The quasi-independent exchange was permitted by the state legislature to bypass that board to save time, but Franchot said the exchange should have voluntarily gone through the normal state process.
"I'm not about to suggest this board is a magic wand," said Franchot, a board member, but he argued that greater transparency wouldn't have hurt. "There is a damn good reason why this board has stood the test of time since the Constitution of 1864."
The words echoed a warning Franchot gave in 2011 to Sharfstein about the exchange. He said that without proper vetting by the Board of Public Works, "You can create an environment where big mistakes are made and people are put in awkward positions."
A spokesman for Franchot, Andrew Friedson, added later that the small business contract extension "sounds like yet another example of the risk Comptroller Franchot warned about at the outset."
The Noridian contract extension was approved seven months after its original contract award in a closed session of the exchange board. Sharfstein said all exchange procurements are done privately so board members can discuss and debate bids.
Sharfstein said the Board of Public Works, which rarely goes into closed session, does not go through the same deliberative process when it votes on contracts because agencies make recommendations.

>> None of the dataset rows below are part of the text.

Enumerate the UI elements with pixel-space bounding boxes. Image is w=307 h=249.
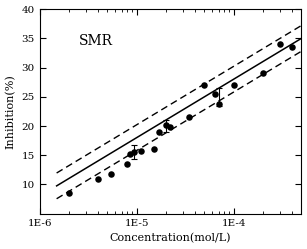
Point	[157, 130, 161, 134]
Point	[127, 152, 132, 156]
Point	[109, 172, 114, 176]
Point	[95, 177, 100, 181]
Point	[231, 83, 236, 87]
Point	[125, 162, 130, 166]
Point	[187, 115, 192, 119]
Text: SMR: SMR	[79, 34, 113, 48]
Point	[260, 71, 265, 75]
Y-axis label: Inhibition(%): Inhibition(%)	[6, 74, 16, 149]
Point	[66, 191, 71, 195]
Point	[138, 149, 143, 153]
Point	[290, 45, 294, 49]
Point	[202, 83, 207, 87]
Point	[278, 42, 282, 46]
Point	[132, 150, 137, 154]
Point	[167, 125, 172, 129]
Point	[216, 102, 221, 106]
X-axis label: Concentration(mol/L): Concentration(mol/L)	[110, 233, 231, 244]
Point	[163, 123, 168, 127]
Point	[213, 92, 218, 96]
Point	[151, 147, 156, 151]
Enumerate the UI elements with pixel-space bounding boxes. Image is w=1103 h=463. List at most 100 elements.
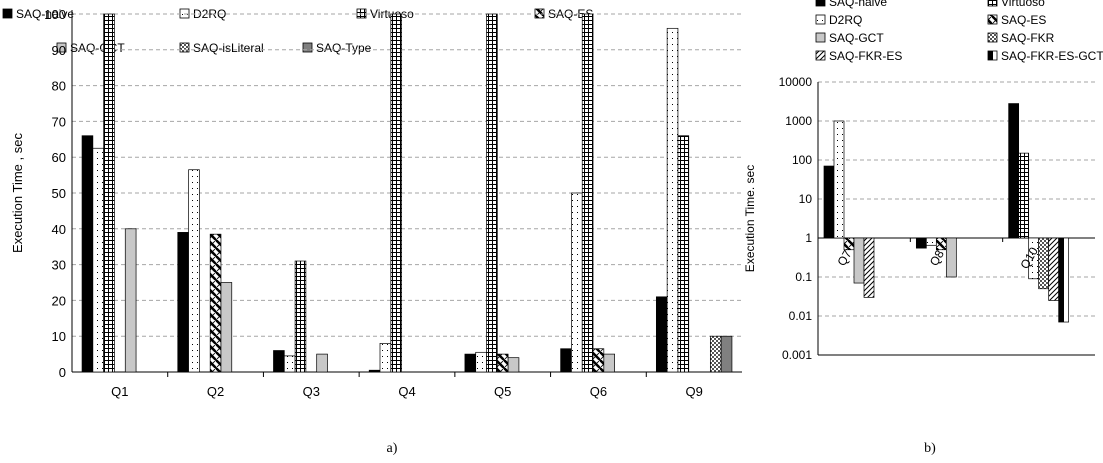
ytick-label-b: 0.01: [789, 309, 813, 323]
bar-a-SAQ-GCT-Q3: [316, 353, 328, 373]
legend-label-a-4: SAQ-GCT: [70, 41, 125, 55]
ytick-label-b: 10: [799, 192, 813, 206]
legend-label-b-1: Virtuoso: [1001, 0, 1045, 9]
xtick-label-a: Q2: [207, 384, 224, 399]
bar-b-SAQ-naive-Q7: [823, 165, 835, 239]
legend-swatch-b-2: [815, 14, 826, 25]
xtick-label-a: Q9: [685, 384, 702, 399]
legend-label-b-5: SAQ-FKR: [1001, 31, 1055, 45]
legend-swatch-b-6: [815, 50, 826, 61]
xtick-label-a: Q3: [303, 384, 320, 399]
bar-b-SAQ-naive-Q10: [1008, 103, 1020, 239]
caption-b: b): [924, 441, 936, 456]
legend-label-a-1: D2RQ: [193, 7, 226, 21]
legend-label-b-2: D2RQ: [829, 13, 862, 27]
bar-a-SAQ-naive-Q9: [655, 296, 668, 373]
legend-swatch-b-4: [815, 32, 826, 43]
bar-a-Virtuoso-Q4: [390, 13, 402, 373]
bar-a-D2RQ-Q3: [283, 355, 296, 373]
legend-swatch-a-4: [56, 42, 67, 53]
legend-label-a-5: SAQ-isLiteral: [193, 41, 264, 55]
bar-a-SAQ-GCT-Q1: [124, 228, 137, 373]
bar-a-SAQ-Type-Q9: [720, 335, 733, 373]
ytick-label-a: 10: [52, 329, 66, 344]
bar-a-D2RQ-Q2: [188, 169, 200, 373]
bar-b-SAQ-GCT-Q8: [945, 237, 957, 278]
bar-a-D2RQ-Q6: [571, 192, 583, 373]
ytick-label-a: 0: [59, 365, 66, 380]
caption-a: a): [387, 441, 398, 456]
y-axis-title-a: Execution Time , sec: [10, 133, 25, 253]
xtick-label-b: Q7: [834, 247, 854, 268]
legend-label-b-6: SAQ-FKR-ES: [829, 49, 902, 63]
chart-a: SAQ-naiveD2RQVirtuosoSAQ-ESSAQ-GCTSAQ-is…: [2, 7, 742, 399]
bar-a-D2RQ-Q4: [379, 343, 392, 373]
bar-b-SAQ-FKR-ES-GCT-Q10: [1058, 237, 1070, 323]
bar-b-SAQ-ES-Q7: [843, 237, 855, 251]
legend-swatch-b-0: [815, 0, 826, 7]
ytick-label-a: 80: [52, 79, 66, 94]
bar-a-SAQ-ES-Q6: [592, 348, 605, 373]
ytick-label-a: 40: [52, 222, 66, 237]
bar-b-SAQ-FKR-ES-Q10: [1048, 237, 1060, 301]
legend-swatch-b-3: [987, 14, 998, 25]
legend-swatch-a-0: [2, 8, 13, 19]
ytick-label-b: 0.1: [795, 270, 812, 284]
bar-a-Virtuoso-Q1: [103, 13, 115, 373]
xtick-label-a: Q4: [398, 384, 415, 399]
ytick-label-b: 10000: [779, 75, 813, 89]
legend-swatch-a-6: [302, 42, 313, 53]
bar-a-Virtuoso-Q9: [677, 135, 690, 373]
bar-b-Virtuoso-Q10: [1018, 152, 1030, 239]
bar-b-SAQ-naive-Q8: [915, 237, 927, 249]
ytick-label-a: 70: [52, 114, 66, 129]
bar-a-SAQ-naive-Q2: [177, 232, 189, 373]
bar-a-SAQ-naive-Q5: [464, 353, 477, 373]
legend-label-b-3: SAQ-ES: [1001, 13, 1046, 27]
xtick-label-a: Q6: [590, 384, 607, 399]
xtick-label-b: Q8: [927, 247, 947, 268]
bar-a-SAQ-GCT-Q5: [507, 357, 520, 373]
legend-swatch-b-1: [987, 0, 998, 7]
bar-b-SAQ-ES-Q8: [935, 237, 947, 251]
bar-b-SAQ-FKR-Q10: [1038, 237, 1050, 290]
bar-a-Virtuoso-Q5: [486, 13, 498, 373]
bar-b-D2RQ-Q7: [833, 120, 845, 239]
legend-swatch-b-5: [987, 32, 998, 43]
legend-label-b-4: SAQ-GCT: [829, 31, 884, 45]
legend-swatch-a-5: [179, 42, 190, 53]
chart-b: SAQ-naive Virtuoso D2RQ SAQ-ES SAQ-GCT SAQ-FK…: [743, 0, 1103, 362]
xtick-label-a: Q1: [111, 384, 128, 399]
legend-label-b-0: SAQ-naive: [829, 0, 887, 9]
ytick-label-a: 100: [44, 7, 66, 22]
bar-a-SAQ-naive-Q6: [560, 348, 572, 373]
bar-a-SAQ-naive-Q1: [81, 135, 94, 373]
bar-b-SAQ-GCT-Q7: [853, 237, 865, 284]
bar-a-SAQ-ES-Q2: [209, 233, 222, 373]
bar-a-SAQ-GCT-Q2: [220, 282, 233, 373]
bar-a-SAQ-naive-Q4: [368, 369, 381, 373]
bar-a-SAQ-naive-Q3: [273, 350, 285, 373]
ytick-label-b: 100: [792, 153, 812, 167]
ytick-label-b: 0.001: [782, 348, 812, 362]
bar-b-D2RQ-Q8: [925, 237, 937, 246]
bar-a-Virtuoso-Q3: [294, 260, 307, 373]
y-axis-title-b: Execution Time. sec: [743, 165, 757, 272]
legend-label-b-7: SAQ-FKR-ES-GCT: [1001, 49, 1103, 63]
ytick-label-a: 90: [52, 43, 66, 58]
ytick-label-a: 60: [52, 150, 66, 165]
ytick-label-b: 1: [805, 231, 812, 245]
ytick-label-a: 30: [52, 258, 66, 273]
bar-b-SAQ-FKR-ES-Q7: [863, 237, 875, 298]
legend-label-a-6: SAQ-Type: [316, 41, 372, 55]
legend-label-a-0: SAQ-naive: [16, 7, 74, 21]
bar-a-SAQ-GCT-Q6: [603, 353, 615, 373]
bar-a-SAQ-ES-Q5: [496, 353, 509, 373]
ytick-label-a: 20: [52, 293, 66, 308]
bar-a-D2RQ-Q1: [92, 147, 105, 373]
ytick-label-a: 50: [52, 186, 66, 201]
bar-a-Virtuoso-Q6: [581, 13, 594, 373]
ytick-label-b: 1000: [785, 114, 812, 128]
bar-a-D2RQ-Q5: [475, 351, 487, 373]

Sharfstein also has said the exchange board followed a strict procurement system incorporating best practices of the state.
Sharfstein said it was well known to those involved in Maryland's health care reform effort that Noridian won the small business contract extension and Noridian made a public presentation in an exchange committee meeting two months after the award. Minutes from that meeting show that work had begun on the project.

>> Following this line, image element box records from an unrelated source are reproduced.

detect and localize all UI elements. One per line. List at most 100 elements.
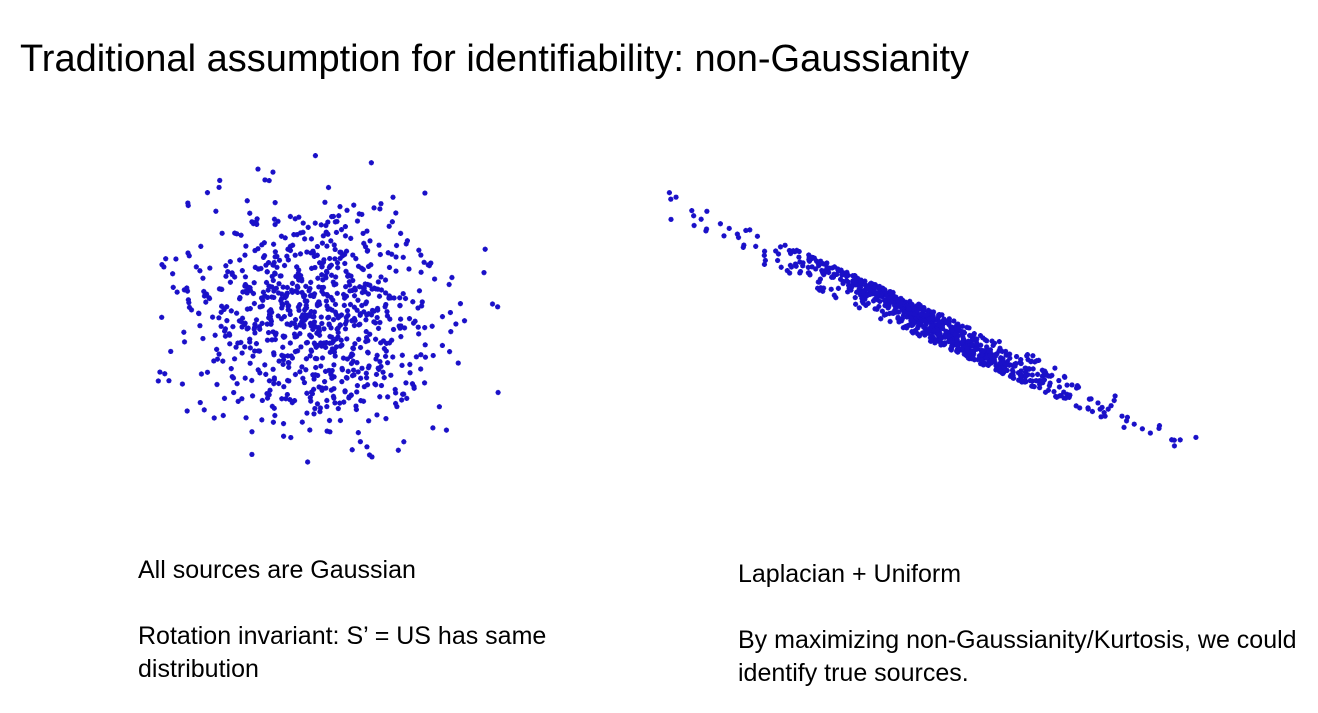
laplacian-uniform-point xyxy=(1121,424,1127,430)
gaussian-point xyxy=(329,346,335,352)
laplacian-uniform-point xyxy=(920,324,927,330)
laplacian-uniform-point xyxy=(901,309,907,315)
gaussian-point xyxy=(292,349,298,355)
laplacian-uniform-point xyxy=(955,345,961,351)
laplacian-uniform-point xyxy=(817,276,823,282)
laplacian-uniform-point xyxy=(1171,443,1178,449)
laplacian-uniform-point xyxy=(792,249,798,255)
gaussian-point xyxy=(336,213,342,219)
laplacian-uniform-point xyxy=(1018,360,1024,367)
laplacian-uniform-point xyxy=(1034,358,1040,364)
laplacian-uniform-point xyxy=(1035,378,1041,384)
laplacian-uniform-point xyxy=(907,298,913,304)
gaussian-point xyxy=(239,268,245,274)
gaussian-point xyxy=(382,353,389,359)
gaussian-point xyxy=(312,264,318,271)
gaussian-point xyxy=(186,304,193,310)
laplacian-uniform-point xyxy=(1045,373,1052,379)
gaussian-point xyxy=(386,223,392,229)
gaussian-point xyxy=(219,230,225,236)
gaussian-point xyxy=(428,260,434,266)
gaussian-point xyxy=(386,340,393,346)
gaussian-point xyxy=(332,353,338,359)
laplacian-uniform-point xyxy=(888,298,894,305)
gaussian-point xyxy=(328,387,334,393)
laplacian-uniform-point xyxy=(934,317,940,323)
laplacian-uniform-point xyxy=(800,260,806,266)
gaussian-point xyxy=(252,321,258,328)
gaussian-point xyxy=(313,364,319,371)
gaussian-point xyxy=(214,346,220,352)
gaussian-point xyxy=(333,344,339,350)
gaussian-point xyxy=(272,221,278,228)
laplacian-uniform-point xyxy=(912,311,918,317)
gaussian-point xyxy=(342,260,348,267)
laplacian-uniform-point xyxy=(960,334,966,340)
gaussian-point xyxy=(303,356,309,362)
gaussian-point xyxy=(341,302,347,308)
gaussian-point xyxy=(337,417,343,424)
laplacian-uniform-point xyxy=(881,297,888,303)
gaussian-point xyxy=(314,401,321,407)
gaussian-point xyxy=(412,318,418,324)
gaussian-point xyxy=(335,265,341,271)
laplacian-uniform-point xyxy=(721,233,727,239)
laplacian-uniform-point xyxy=(858,279,864,285)
gaussian-point xyxy=(270,169,276,175)
gaussian-point xyxy=(291,398,298,404)
laplacian-uniform-point xyxy=(886,304,892,310)
gaussian-point xyxy=(298,344,304,350)
laplacian-uniform-point xyxy=(1023,372,1030,378)
laplacian-uniform-point xyxy=(1193,434,1199,441)
gaussian-point xyxy=(239,315,246,321)
gaussian-point xyxy=(166,378,172,384)
gaussian-point xyxy=(404,238,411,244)
gaussian-point xyxy=(226,331,232,337)
gaussian-point xyxy=(297,322,303,328)
laplacian-uniform-point xyxy=(859,295,865,301)
gaussian-point xyxy=(369,454,375,460)
gaussian-point xyxy=(308,279,314,285)
gaussian-point xyxy=(400,254,406,260)
laplacian-uniform-point xyxy=(704,208,710,214)
laplacian-uniform-scatter-plot xyxy=(666,190,1199,449)
laplacian-uniform-point xyxy=(950,339,956,346)
laplacian-uniform-point xyxy=(980,348,986,354)
laplacian-uniform-point xyxy=(867,291,873,298)
laplacian-uniform-point xyxy=(1003,348,1009,355)
gaussian-point xyxy=(455,360,461,366)
laplacian-uniform-point xyxy=(925,330,931,336)
laplacian-uniform-point xyxy=(977,332,984,339)
laplacian-uniform-point xyxy=(864,284,870,291)
gaussian-point xyxy=(287,340,293,346)
gaussian-point xyxy=(345,312,351,318)
gaussian-point xyxy=(457,301,464,307)
laplacian-uniform-point xyxy=(900,312,907,318)
laplacian-uniform-point xyxy=(809,254,815,260)
gaussian-point xyxy=(372,320,379,326)
gaussian-point xyxy=(270,366,276,372)
laplacian-uniform-point xyxy=(993,362,999,369)
gaussian-point xyxy=(354,382,361,389)
gaussian-point xyxy=(374,352,380,358)
gaussian-point xyxy=(332,400,338,406)
laplacian-uniform-point xyxy=(907,315,914,321)
laplacian-uniform-point xyxy=(922,326,928,333)
gaussian-point xyxy=(300,220,306,226)
laplacian-uniform-point xyxy=(1029,383,1035,389)
gaussian-point xyxy=(311,340,317,346)
gaussian-point xyxy=(378,201,384,207)
gaussian-point xyxy=(285,246,291,252)
gaussian-point xyxy=(193,264,199,270)
laplacian-uniform-point xyxy=(668,196,674,202)
gaussian-point xyxy=(448,328,454,335)
gaussian-point xyxy=(316,324,322,331)
laplacian-uniform-point xyxy=(726,225,732,232)
gaussian-point xyxy=(421,259,427,265)
laplacian-uniform-point xyxy=(717,221,724,227)
gaussian-point xyxy=(259,303,265,309)
laplacian-uniform-point xyxy=(816,279,822,285)
gaussian-point xyxy=(249,429,255,435)
gaussian-point xyxy=(377,394,383,400)
gaussian-point xyxy=(203,291,210,297)
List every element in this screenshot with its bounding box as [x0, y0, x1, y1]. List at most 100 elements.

Sharfstein also said the exchange did not solicit new bids for the small business website because the bidders on the original contract had included information about this work, too. He said the board chose to stick with the same Noridian platform.

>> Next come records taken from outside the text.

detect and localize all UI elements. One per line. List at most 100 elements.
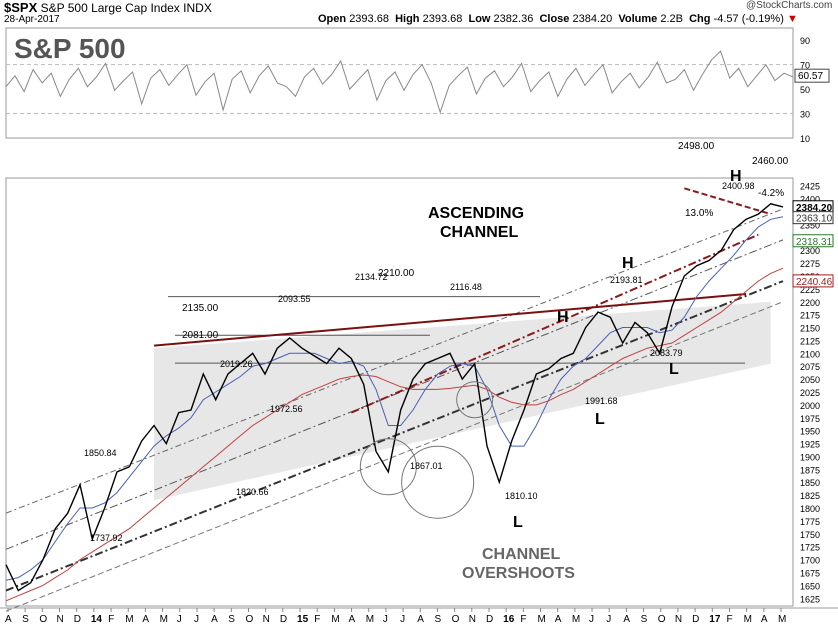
index-name: S&P 500 Large Cap Index	[40, 1, 180, 15]
x-tick-label: D	[486, 614, 493, 625]
annotation-label: 2135.00	[182, 303, 219, 314]
price-tick-label: 1850	[800, 478, 820, 488]
rsi-line	[5, 50, 794, 114]
price-tick-label: 2350	[800, 220, 820, 230]
x-tick-label: 15	[297, 614, 309, 625]
annotation-label: 2019.26	[220, 359, 253, 369]
x-tick-label: F	[314, 614, 320, 625]
exchange: INDX	[183, 1, 212, 15]
x-tick-label: O	[245, 614, 253, 625]
rsi-tick-label: 70	[800, 61, 810, 71]
annotation-label: L	[595, 411, 605, 428]
x-tick-label: A	[761, 614, 768, 625]
annotation-label: 2083.79	[650, 348, 683, 358]
price-panel-frame	[5, 177, 794, 607]
channel-line	[5, 301, 784, 612]
price-tick-label: 2175	[800, 311, 820, 321]
x-tick-label: M	[331, 614, 339, 625]
annotation-label: OVERSHOOTS	[462, 565, 575, 582]
price-tick-label: 1975	[800, 414, 820, 424]
x-tick-label: O	[658, 614, 666, 625]
x-tick-label: D	[692, 614, 699, 625]
annotation-label: 2498.00	[678, 141, 715, 152]
x-tick-label: J	[606, 614, 611, 625]
red-trend-line	[350, 233, 759, 414]
price-tick-label: 1950	[800, 427, 820, 437]
annotation-label: ASCENDING	[428, 205, 524, 222]
annotation-label: 1810.10	[505, 491, 538, 501]
x-tick-label: J	[589, 614, 594, 625]
annotation-label: -4.2%	[758, 188, 784, 199]
annotation-label: 2093.55	[278, 294, 311, 304]
price-tick-label: 2050	[800, 375, 820, 385]
channel-line	[5, 208, 784, 514]
header-symbol-line: $SPX S&P 500 Large Cap Index INDX	[4, 0, 212, 15]
right-price-box	[792, 234, 834, 248]
annotation-label: H	[557, 309, 569, 326]
annotation-label: 1991.68	[585, 396, 618, 406]
open-value: 2393.68	[349, 13, 389, 25]
x-tick-label: 16	[503, 614, 515, 625]
annotation-label: 2081.00	[182, 330, 219, 341]
close-value: 2384.20	[572, 13, 613, 25]
high-value: 2393.68	[422, 13, 463, 25]
x-tick-label: A	[555, 614, 562, 625]
annotation-label: 2193.81	[610, 275, 643, 285]
annotation-label: 2210.00	[378, 268, 415, 279]
price-tick-label: 2150	[800, 324, 820, 334]
low-value: 2382.36	[493, 13, 534, 25]
annotation-label: 2400.98	[722, 181, 755, 191]
x-tick-label: A	[623, 614, 630, 625]
price-tick-label: 2200	[800, 298, 820, 308]
rsi-tick-label: 10	[800, 134, 810, 144]
price-tick-label: 1725	[800, 543, 820, 553]
annotation-label: 1867.01	[410, 461, 443, 471]
channel-line	[5, 239, 784, 550]
ma200-line	[5, 267, 784, 602]
x-tick-label: J	[383, 614, 388, 625]
right-price-label: 2318.31	[796, 237, 833, 248]
annotation-label: CHANNEL	[482, 546, 560, 563]
x-tick-label: M	[366, 614, 374, 625]
annotation-label: CHANNEL	[440, 224, 518, 241]
price-tick-label: 1800	[800, 504, 820, 514]
price-tick-label: 2400	[800, 195, 820, 205]
price-tick-label: 1700	[800, 556, 820, 566]
x-tick-label: J	[177, 614, 182, 625]
x-tick-label: F	[726, 614, 732, 625]
x-tick-label: A	[5, 614, 12, 625]
rsi-tick-label: 50	[800, 85, 810, 95]
price-tick-label: 2275	[800, 259, 820, 269]
price-tick-label: 2125	[800, 336, 820, 346]
x-tick-label: 14	[91, 614, 103, 625]
annotation-label: 1972.56	[270, 404, 303, 414]
chart-title: S&P 500	[14, 33, 126, 64]
price-tick-label: 2300	[800, 246, 820, 256]
annotation-label: H	[622, 255, 634, 272]
right-price-label: 2240.46	[796, 277, 833, 288]
price-tick-label: 2025	[800, 388, 820, 398]
ma50-line	[5, 216, 784, 581]
x-tick-label: M	[572, 614, 580, 625]
right-price-box	[792, 274, 834, 288]
symbol: $SPX	[4, 0, 38, 15]
x-tick-label: J	[194, 614, 199, 625]
annotation-label: 2460.00	[752, 156, 789, 167]
rsi-tick-label: 30	[800, 110, 810, 120]
annotation-label: 1820.66	[236, 487, 269, 497]
right-price-box	[792, 211, 834, 225]
x-tick-label: S	[641, 614, 648, 625]
volume-value: 2.2B	[660, 13, 683, 25]
x-tick-label: A	[417, 614, 424, 625]
annotation-label: L	[513, 514, 523, 531]
down-arrow-icon: ▼	[786, 13, 798, 25]
x-tick-label: M	[778, 614, 786, 625]
x-tick-label: D	[280, 614, 287, 625]
rsi-panel-frame	[5, 27, 794, 139]
annotation-label: 13.0%	[685, 208, 713, 219]
x-tick-label: D	[74, 614, 81, 625]
red-top-line	[153, 293, 747, 347]
header-date: 28-Apr-2017	[4, 14, 60, 25]
x-tick-label: M	[125, 614, 133, 625]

Dr. Peter Beilenson, who runs the Evergreen Health Co-op, which sells plans on the exchange, said he did not know Noridian was put in charge of the small business website or that work had stopped.
He has said both the individual and business exchange websites were important to make Evergreen competitive with bigger and better-known insurers.
Beilenson said beginning April 1, Evergreen would start selling plans directly to small businesses. That's when the state said insurers and brokers could offer policies including a two-year federal tax break to companies with fewer than 25 employees and $50,000 average salaries.
Cooper, at the federation of small businesses, said the tax breaks are welcomed but a website would make shopping much easier. There are 13 carriers offering small business plans.
"Without a website," she said, "the process is much more time-consuming and difficult."
Others said they saw Maryland's troubles coming.
Some states with the most functional websites, such as Kentucky and New York, have an opposition political party with some power, said Marc Kilmer, a senior fellow at the Maryland Public Policy Institute, a nonpartisan research and education organization. That may have made officials move more cautiously and scale back website ambitions to something achievable, said Kilmer, who did not support the Affordable Care Act in part because of its scale.
Kilmer said Maryland might have been too ambitious because it had a Democratic governor and lieutenant governor who are, or are presumed to be, running for higher office. The state also had a Democratic-controlled legislature that allowed exchange officials their own procurement process, he said.
And now, he said, it's not in "in the party's interests to hold anybody accountable."
Gov. Martin O'Malley's administration "was really betting on showing everyone how great this could be," Kilmer said, noting that President Barack Obama had held up Maryland as a national model. "That created a sort of pressure that trickled down. Government bureaucrats can cut corners if they really feel pressure. … And you see what we got."
Baltimore Sun reporter Michael Dresser contributed to this article.